A: No, sir. If you recall, this diary was written in retrospect with Jens, and at that time Jens did not know the reason why I had stayed behind was to think things out for myself. And so of course I had to write in here that I had begun packing before I considered packing.
Q: So that was a lie in the diary?
A: There are a great many lies in many of these diaries.
Q: And they were deliberately put in there by you in that October 12th entry?
A: I don't understand.
Q: You intentionally wrote what you did in the October 12th entry to deceive Jens, right?
A: It was a continuance of a deception, yes.
This is all in reference to the phrase “E begins packing” in the diary entry. It has nothing to do with the coffee mug or fingerprints.
Did Elizabeth ever say anything about the mug? Why yes! In the very same volume of the trial transcript, on page 48, as she is being questioned by Jim Updike:
Q: Then in single quotes, the case is about to be solved. In brackets, perhaps fingerprints on coffee mug used by Jens in Bedford interview gave him away. What is that statement all about?

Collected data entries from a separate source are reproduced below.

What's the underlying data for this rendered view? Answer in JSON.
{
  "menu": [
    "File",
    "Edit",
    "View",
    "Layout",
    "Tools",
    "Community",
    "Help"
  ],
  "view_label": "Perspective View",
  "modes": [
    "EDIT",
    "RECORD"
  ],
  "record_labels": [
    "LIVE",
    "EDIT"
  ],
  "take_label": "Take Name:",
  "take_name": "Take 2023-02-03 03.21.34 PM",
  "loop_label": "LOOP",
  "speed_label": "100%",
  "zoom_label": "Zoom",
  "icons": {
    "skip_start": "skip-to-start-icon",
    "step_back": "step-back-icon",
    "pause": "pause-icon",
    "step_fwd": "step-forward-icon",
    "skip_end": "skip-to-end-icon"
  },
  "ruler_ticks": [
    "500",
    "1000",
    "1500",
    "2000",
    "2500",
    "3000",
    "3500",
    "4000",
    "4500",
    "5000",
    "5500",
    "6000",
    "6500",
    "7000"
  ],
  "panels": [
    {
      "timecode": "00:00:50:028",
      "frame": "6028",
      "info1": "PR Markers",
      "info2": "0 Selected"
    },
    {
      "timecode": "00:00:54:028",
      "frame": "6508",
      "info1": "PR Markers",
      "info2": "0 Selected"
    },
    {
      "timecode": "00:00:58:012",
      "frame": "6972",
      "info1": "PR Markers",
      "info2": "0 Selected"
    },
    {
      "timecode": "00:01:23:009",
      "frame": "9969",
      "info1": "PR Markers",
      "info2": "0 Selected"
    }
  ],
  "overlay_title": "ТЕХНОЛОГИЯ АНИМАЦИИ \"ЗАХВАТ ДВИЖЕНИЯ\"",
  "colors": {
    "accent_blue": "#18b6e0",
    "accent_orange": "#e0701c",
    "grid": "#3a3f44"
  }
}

A: Well as I stated earlier, the — it was our belief that the police had fingerprints, a partial fingerprint in blood, and we thought that it was Jens's, and we thought that when he had gone to Bedford and had his interview with Ricky Gardner, that the coffee cup that he had used, they had lifted the fingerprints off of the coffee cup and matched it to this fingerprint.
Does Gullible Guise-Rübe let his audience know Söring is lying to them? Of course not. He either doesn’t know or doesn’t care.
I could go on, but these examples should be enough. Söring’s innocence story is cold, stiff, and very, very dead. Yet 33 years later, he’s still straddling it, desperately pumping on its chest and breathing into its skeletal mouth. And still finding people to help him.
God help us.
These podcast titles are so unhinged, what’s the next one gonna be... „Pummeled by Hammel“?
Söring‘s latest forays into vulgarity and obscenity tell me one thing: He has alienated enough of his more intelligent supporters already that he doesn’t mind losing more. He doesn‘t need them anymore, after all.
And yes, I perfectly remember the prim and proper religious education teacher, advocating for Söring in a shaky voice on German TV. Those days are over, but not forgotten by a critical audience.
If he thinks that loud, obnoxious semi-celebrities making noise on social media are what he needs now, so be it. They won‘t rewrite history.